KATHMANDU: The people of Dhaubadi village in Nawalparasi district have been using electricity in their homes twenty four hours a day at a time when the country is reeling under harsh load shedding.
Altogether 46 households are using the electricity through Nepal's first Micro Wind-Solar Electricity System.
The people now need not go to the forest searching for fire wood or to market for kerosene.
Students of the schools in the village have now the opportunity to operate computers, use telephones and watch television.
A 43.6 kw of power was generated from wind and solar at a cost of Rs. 18 million of Asian Development Bank (ADB) assistance.

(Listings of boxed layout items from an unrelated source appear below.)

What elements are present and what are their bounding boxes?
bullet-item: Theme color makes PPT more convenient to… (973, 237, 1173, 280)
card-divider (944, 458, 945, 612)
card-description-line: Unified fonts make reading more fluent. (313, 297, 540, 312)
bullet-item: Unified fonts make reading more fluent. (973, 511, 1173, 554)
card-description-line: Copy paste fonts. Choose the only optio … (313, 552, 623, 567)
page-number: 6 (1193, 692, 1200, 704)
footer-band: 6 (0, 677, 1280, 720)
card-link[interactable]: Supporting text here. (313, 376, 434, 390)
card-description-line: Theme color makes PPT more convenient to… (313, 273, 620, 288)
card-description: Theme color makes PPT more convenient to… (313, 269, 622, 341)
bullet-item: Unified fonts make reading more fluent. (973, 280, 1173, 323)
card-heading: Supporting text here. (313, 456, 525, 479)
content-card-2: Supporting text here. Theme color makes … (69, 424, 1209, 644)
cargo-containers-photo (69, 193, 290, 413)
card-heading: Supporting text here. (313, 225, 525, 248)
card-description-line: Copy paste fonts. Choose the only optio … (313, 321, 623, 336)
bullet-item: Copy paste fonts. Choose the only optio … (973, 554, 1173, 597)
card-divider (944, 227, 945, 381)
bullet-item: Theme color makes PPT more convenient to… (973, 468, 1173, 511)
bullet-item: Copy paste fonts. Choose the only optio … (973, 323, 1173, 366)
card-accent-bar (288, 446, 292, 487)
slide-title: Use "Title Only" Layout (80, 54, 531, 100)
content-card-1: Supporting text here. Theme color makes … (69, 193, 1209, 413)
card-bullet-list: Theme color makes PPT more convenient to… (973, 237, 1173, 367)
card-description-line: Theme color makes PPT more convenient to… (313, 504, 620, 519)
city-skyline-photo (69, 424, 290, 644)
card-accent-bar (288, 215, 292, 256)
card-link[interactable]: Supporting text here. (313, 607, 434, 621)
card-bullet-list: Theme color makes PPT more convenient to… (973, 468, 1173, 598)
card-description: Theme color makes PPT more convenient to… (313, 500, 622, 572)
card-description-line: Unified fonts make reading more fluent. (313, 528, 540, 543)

The five-kw wind turbines and two solar PV used here are the first of this kind of technology in Nepal, the Bank said.
The Bank cooperated to assist the 'Energy for all' programme of the government by promoting the renewable energy, said ADB's South Asian Department Director General S. Hafiz Rahman.
The women of the village have now been undertaking vegetable cultivation through irrigation, said one Ramesh BK.
Planning Officer of the Alternate Energy Promotion Centre Surya Kumar Sapkota said the technology was used for sustainable operation and a cooperative was also established to run this.
The Cooperatives will resolve problems in technology and repair, and will raise electricity tariff.
As the community has accepted the ownership, it will run sustainably, said Environment Ministry Secretary Krishna Gyawali.
Minister for Environment Hemraj Tated and State Minister Durga Devi Mahato had jointly inaugurated the project on December 16.